CIO Steve Edmundson attributed the pension fund's outperformance to being slightly overweight in private equity, which he said had relatively strong performance for the fiscal year. In addition, the pension fund rebalanced $2.7 billion out of U.S. stocks at the end of October, shielding the fund from the full brunt of the market declines in the first half of 2022, Mr. Edmundson said.
The $54.3 billion pension fund also outperformed its policy benchmarks on a three-, five-, and 10-year basis, earning gross returns of 9%, 8.8% and 9.2%, respectively. The benchmark returns for the respective periods were 7.1%, 7.6% and 8.6%.

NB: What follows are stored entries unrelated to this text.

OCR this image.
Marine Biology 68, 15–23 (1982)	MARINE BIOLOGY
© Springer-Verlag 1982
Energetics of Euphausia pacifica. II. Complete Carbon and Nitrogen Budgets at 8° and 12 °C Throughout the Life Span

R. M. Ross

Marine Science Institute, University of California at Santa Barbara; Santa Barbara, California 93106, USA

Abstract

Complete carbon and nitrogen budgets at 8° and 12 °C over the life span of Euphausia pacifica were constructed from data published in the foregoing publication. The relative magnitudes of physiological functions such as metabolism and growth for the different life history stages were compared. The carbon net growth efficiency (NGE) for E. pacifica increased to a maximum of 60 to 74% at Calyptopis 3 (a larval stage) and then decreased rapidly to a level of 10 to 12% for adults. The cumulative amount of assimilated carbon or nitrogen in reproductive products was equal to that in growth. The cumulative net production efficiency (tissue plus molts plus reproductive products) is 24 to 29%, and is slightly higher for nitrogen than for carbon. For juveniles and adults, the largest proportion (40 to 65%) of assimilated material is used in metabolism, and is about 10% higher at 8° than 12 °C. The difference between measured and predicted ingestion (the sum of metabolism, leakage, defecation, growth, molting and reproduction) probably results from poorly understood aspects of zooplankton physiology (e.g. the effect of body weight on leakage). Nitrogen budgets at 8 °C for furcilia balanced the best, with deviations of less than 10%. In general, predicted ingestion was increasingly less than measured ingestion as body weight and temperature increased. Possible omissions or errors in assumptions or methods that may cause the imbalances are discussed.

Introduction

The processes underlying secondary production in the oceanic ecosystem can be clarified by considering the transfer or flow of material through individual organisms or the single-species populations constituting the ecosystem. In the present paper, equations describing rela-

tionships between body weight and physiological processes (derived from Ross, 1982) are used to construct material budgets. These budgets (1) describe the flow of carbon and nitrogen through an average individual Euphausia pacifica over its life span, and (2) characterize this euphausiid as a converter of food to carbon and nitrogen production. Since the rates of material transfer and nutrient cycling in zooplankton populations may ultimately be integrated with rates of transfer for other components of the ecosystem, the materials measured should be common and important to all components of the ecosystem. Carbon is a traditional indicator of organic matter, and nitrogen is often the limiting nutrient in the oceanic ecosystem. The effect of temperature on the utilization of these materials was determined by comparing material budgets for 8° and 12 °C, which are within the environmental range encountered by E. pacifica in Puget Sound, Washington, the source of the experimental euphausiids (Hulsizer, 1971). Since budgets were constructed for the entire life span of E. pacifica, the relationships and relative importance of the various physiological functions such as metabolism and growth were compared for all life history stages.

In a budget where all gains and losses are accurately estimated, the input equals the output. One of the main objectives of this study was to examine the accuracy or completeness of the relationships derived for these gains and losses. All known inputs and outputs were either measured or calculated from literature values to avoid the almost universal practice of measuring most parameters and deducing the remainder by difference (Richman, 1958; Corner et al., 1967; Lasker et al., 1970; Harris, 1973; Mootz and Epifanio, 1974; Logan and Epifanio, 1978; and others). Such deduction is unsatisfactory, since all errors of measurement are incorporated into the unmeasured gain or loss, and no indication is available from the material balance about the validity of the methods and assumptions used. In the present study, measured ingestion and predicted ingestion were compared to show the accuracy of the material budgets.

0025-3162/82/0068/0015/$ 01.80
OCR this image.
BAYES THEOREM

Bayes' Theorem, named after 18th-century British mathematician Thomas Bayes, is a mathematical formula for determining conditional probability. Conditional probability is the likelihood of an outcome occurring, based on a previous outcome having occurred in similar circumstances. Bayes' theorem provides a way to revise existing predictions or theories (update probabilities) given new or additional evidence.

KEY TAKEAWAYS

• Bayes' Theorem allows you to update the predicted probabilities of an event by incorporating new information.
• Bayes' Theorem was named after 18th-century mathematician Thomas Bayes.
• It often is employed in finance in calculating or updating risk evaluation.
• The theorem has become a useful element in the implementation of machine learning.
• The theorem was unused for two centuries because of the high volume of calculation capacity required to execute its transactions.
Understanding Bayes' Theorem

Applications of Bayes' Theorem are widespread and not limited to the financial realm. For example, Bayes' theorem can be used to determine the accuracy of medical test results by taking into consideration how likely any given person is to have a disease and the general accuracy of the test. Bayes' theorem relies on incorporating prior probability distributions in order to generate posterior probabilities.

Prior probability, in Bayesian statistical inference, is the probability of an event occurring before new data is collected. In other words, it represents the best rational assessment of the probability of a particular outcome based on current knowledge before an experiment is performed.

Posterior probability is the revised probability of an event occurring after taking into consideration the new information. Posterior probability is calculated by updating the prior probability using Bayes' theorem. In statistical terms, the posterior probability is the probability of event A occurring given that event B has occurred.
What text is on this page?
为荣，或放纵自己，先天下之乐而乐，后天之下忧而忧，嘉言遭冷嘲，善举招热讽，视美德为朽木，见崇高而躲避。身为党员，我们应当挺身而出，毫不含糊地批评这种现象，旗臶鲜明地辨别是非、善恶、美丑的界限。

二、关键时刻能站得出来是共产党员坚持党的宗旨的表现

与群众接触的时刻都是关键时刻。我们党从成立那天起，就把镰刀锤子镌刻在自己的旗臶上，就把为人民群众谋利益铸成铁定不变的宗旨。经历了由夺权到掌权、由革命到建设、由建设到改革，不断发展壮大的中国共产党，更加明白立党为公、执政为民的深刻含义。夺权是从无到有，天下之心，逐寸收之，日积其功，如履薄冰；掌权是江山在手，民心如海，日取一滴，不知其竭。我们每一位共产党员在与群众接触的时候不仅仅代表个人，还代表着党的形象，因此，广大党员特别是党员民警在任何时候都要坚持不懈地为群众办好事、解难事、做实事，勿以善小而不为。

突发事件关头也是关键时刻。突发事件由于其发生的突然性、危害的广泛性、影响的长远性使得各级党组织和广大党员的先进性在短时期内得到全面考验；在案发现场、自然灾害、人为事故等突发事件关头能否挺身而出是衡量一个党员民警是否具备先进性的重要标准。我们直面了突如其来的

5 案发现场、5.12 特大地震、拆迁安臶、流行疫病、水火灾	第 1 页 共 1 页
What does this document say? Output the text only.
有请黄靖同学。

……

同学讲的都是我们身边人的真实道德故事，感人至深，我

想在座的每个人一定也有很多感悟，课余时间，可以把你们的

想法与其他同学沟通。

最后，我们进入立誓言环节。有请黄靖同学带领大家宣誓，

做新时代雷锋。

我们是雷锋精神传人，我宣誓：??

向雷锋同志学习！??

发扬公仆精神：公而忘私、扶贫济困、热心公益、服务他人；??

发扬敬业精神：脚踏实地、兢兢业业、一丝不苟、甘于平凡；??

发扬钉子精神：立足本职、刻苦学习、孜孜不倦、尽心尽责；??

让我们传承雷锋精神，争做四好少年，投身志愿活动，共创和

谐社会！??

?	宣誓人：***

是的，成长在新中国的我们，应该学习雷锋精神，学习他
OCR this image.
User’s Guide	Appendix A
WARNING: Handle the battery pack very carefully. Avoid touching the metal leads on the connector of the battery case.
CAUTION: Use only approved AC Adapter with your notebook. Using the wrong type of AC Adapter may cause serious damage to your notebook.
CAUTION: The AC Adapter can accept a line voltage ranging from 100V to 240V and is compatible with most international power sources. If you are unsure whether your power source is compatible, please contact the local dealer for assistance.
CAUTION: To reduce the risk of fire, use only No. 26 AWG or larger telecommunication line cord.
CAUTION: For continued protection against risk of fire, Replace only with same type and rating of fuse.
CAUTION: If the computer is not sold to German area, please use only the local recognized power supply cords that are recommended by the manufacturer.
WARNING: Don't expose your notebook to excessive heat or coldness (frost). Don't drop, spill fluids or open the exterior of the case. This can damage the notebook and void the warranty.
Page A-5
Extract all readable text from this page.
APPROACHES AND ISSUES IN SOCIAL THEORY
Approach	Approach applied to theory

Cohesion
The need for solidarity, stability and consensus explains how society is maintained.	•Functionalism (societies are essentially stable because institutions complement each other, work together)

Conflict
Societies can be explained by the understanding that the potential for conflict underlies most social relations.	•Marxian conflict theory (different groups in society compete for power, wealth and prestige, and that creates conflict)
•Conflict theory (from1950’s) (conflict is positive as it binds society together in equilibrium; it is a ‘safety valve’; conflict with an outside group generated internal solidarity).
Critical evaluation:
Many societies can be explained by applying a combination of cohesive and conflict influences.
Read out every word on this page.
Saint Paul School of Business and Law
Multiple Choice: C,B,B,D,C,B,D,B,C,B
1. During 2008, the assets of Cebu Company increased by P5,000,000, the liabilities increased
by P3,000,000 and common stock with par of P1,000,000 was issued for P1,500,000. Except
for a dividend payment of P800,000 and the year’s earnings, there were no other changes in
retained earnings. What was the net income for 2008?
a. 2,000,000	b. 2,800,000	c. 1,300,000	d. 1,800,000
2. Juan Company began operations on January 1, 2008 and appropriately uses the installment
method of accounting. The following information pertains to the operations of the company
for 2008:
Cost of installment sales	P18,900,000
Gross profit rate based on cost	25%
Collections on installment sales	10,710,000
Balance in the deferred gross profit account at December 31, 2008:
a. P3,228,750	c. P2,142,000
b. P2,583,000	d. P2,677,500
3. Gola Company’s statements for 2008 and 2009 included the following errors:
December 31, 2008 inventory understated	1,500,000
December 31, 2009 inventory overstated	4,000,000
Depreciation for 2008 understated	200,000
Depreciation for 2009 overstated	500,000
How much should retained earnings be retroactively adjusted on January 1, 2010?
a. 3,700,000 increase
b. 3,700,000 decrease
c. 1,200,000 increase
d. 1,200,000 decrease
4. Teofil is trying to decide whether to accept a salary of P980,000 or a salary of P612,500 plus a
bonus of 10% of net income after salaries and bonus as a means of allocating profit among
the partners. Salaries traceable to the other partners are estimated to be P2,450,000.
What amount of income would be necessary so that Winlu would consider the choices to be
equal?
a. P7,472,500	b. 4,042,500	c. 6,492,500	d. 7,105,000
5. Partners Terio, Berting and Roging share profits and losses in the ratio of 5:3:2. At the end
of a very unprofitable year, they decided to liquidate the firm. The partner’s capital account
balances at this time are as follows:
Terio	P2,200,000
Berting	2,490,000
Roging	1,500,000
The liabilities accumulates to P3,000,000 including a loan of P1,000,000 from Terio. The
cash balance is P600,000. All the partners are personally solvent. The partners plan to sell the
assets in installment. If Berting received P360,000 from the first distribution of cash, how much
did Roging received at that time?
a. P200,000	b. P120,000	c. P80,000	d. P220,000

The pension fund had earned a gross return of 27.3% for the fiscal year ended June 30, 2021.
Private markets was the pension fund's top-performing asset class, posting a gross return of 22%, which eclipsed its 2.9% benchmark. All other asset classes posted negative returns. Fixed income returned a gross -2.8%; followed by U.S. stocks, which returned -10.4%; and international stocks, which returned -16.2%. Their respective benchmarks were -3.5%, -10.6% and -16.8%.
The overall return comes amid a challenging market environment in public equities and fixed income. For the year ended June 30, the Russell 3000 index and Bloomberg U.S. Aggregate Bond index returned -13.9% and -10.3%, respectively, compared with returns of 44.2% and 4.6% for the year ended June 30, 2021.
As of June 30, the actual allocation was 40.2% U.S. stocks, 26.8% U.S. bonds, 16.8% international stocks, 9.2% private equity, 6.4% private real estate and the rest in cash.
The target allocation is 42% U.S. stocks, 28% U.S. bonds, 18% international stocks and 12% private markets.